The key details: In 1994, a Bain-led consortium bought Dade, quickly doubled the company’s sales, bought up two of its competitors, and rewarded itself and shareholders for all their good work to the tune of $420 million. (Bain got at least an eightfold return on its investment.) But in those same five years, the company also laid off over 1,700 workers and increased long-term liabilities from under $300 million to around $2 billion. By August 2002, the company had filed for bankruptcy.
Company executives argue there were labor redundancies and that things would’ve turned out worse if Bain hadn’t done what it did.
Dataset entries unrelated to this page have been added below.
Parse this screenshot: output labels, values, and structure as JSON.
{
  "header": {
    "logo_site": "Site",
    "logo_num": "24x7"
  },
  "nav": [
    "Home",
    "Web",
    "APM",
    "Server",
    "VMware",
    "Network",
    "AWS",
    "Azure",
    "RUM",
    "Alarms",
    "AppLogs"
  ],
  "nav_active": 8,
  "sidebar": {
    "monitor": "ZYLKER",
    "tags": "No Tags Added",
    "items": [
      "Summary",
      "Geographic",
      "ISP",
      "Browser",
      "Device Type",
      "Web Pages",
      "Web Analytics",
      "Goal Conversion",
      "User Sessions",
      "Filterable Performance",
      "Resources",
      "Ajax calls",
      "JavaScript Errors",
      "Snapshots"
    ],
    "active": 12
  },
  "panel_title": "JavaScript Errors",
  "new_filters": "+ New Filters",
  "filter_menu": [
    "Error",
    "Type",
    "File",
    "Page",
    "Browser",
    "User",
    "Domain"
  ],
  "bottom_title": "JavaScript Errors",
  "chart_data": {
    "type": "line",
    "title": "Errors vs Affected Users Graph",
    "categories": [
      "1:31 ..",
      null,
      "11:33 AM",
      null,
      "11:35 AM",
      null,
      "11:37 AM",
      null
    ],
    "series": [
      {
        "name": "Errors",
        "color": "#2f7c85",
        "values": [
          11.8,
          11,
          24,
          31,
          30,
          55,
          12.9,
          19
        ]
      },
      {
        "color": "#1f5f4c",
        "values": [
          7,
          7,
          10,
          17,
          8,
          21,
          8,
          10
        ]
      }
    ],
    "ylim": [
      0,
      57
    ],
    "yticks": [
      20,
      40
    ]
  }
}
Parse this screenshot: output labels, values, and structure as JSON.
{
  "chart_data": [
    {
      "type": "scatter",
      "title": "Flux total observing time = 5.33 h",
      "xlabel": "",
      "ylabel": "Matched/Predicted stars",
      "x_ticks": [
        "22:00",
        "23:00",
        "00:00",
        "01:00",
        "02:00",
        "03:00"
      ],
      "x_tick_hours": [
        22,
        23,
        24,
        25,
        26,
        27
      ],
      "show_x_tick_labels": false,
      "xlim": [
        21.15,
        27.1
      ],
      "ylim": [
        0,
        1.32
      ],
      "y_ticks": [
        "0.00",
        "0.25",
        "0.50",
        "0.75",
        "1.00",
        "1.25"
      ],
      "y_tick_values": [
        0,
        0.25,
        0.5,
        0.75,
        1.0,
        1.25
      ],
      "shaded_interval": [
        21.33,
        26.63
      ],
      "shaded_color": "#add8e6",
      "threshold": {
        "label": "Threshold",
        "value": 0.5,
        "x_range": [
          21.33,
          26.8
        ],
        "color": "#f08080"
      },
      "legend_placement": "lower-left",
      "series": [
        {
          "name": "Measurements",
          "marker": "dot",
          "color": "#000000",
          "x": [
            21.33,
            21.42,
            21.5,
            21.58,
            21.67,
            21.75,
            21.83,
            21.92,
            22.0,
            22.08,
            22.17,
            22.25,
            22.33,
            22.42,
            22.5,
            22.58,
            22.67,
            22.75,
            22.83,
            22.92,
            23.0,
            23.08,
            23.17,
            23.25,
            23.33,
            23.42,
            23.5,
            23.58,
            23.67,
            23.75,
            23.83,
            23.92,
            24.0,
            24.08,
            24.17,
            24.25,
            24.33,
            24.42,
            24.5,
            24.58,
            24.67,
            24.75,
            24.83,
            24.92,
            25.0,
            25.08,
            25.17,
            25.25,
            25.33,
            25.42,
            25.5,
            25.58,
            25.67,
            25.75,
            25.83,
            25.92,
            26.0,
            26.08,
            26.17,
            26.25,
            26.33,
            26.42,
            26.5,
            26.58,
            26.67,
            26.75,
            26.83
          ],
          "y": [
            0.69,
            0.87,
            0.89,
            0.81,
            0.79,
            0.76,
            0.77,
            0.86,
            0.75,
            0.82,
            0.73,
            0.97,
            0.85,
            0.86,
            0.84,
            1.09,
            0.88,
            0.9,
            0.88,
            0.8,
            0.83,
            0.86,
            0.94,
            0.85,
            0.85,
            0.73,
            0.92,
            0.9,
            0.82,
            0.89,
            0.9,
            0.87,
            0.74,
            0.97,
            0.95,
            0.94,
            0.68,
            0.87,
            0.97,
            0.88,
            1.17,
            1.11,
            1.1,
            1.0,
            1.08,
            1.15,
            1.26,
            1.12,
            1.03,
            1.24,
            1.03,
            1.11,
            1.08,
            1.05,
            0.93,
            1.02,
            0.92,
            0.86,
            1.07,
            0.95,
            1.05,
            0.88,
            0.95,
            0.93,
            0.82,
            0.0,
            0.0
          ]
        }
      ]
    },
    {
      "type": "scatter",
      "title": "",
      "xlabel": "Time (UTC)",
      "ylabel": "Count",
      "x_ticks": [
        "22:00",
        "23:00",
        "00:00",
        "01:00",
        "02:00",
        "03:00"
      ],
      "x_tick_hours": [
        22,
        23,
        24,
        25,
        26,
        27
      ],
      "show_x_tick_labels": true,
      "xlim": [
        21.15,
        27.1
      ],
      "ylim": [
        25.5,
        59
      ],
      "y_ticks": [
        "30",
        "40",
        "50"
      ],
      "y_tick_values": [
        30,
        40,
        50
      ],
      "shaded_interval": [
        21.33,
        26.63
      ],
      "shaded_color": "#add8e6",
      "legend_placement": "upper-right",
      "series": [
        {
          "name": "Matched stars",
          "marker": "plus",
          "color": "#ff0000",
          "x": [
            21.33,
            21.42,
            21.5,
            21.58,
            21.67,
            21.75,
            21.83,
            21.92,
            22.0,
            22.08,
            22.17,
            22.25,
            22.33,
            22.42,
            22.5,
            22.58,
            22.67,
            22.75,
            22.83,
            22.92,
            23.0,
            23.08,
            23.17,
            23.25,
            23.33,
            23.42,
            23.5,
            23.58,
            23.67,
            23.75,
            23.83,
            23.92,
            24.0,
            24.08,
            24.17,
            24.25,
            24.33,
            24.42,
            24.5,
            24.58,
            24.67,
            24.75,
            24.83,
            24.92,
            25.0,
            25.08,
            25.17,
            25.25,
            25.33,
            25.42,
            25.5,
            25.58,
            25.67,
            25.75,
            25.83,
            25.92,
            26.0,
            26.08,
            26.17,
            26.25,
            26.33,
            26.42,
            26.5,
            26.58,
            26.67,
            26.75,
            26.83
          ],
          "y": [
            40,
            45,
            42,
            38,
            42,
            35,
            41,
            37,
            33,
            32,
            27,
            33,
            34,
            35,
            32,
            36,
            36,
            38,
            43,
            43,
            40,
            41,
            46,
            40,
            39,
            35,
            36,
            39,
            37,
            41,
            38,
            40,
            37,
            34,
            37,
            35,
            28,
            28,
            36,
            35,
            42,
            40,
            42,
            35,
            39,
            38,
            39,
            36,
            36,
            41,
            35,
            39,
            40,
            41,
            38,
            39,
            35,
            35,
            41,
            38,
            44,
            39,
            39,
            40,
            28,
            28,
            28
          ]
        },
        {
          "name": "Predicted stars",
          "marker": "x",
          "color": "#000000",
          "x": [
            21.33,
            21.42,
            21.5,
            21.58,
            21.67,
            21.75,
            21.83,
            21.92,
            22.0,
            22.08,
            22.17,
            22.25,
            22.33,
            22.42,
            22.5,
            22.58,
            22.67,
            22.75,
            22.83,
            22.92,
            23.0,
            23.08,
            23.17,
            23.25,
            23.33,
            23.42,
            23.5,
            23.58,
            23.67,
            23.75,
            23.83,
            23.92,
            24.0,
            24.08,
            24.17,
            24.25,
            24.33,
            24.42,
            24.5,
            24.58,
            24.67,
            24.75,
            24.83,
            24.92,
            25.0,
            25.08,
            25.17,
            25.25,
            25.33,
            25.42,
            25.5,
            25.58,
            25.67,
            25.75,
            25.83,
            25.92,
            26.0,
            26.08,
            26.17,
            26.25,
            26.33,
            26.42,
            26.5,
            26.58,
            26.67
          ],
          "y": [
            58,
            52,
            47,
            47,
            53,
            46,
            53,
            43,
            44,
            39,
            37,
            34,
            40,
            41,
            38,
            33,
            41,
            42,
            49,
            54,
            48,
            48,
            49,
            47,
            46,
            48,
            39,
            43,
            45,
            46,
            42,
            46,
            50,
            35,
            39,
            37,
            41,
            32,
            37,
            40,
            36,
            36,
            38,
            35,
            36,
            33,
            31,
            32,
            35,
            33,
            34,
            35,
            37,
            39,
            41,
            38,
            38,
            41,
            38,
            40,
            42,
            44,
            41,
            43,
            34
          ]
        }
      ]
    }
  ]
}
In a 2007 interview with the Times, Romney talked generally about such methods: “Sometimes the medicine is a little bitter, but it is necessary to save the life of the patient.” But just as Romney’s “let the markets weed out the weak” argument for the automakers and the mortgage industry have made him sound callous to struggling Americans, many already venting their anger at Wall Street and overpaid executives, such anecdotes represent a definite political powder keg.
Romney’s defense will probably be that he’d already left Bain for the scandal-ridden Salt Lake City Winter Olympics — he titled his book about the experience, you guessed it, Turnaround — or that many of the 150 companies Bain took over turned out for the better. He may even argue that Dade’s post-bankruptcy sales prices of $7 billion ultimately vindicates Bain’s cost-cutting. But as Benjamin Wallace-Wells wrote in New York last month, there’s just no getting away from the fact that Romney was a chief and early proponent of what’s been dubbed the “shareholder revolution.” The danger for Romney is that articles like the one in the Times will remind Americans that the shareholders he cares about are not so much blue-collar factory workers with declining pensions but the capital-rich class that, according to Republican economics, creates jobs and growth.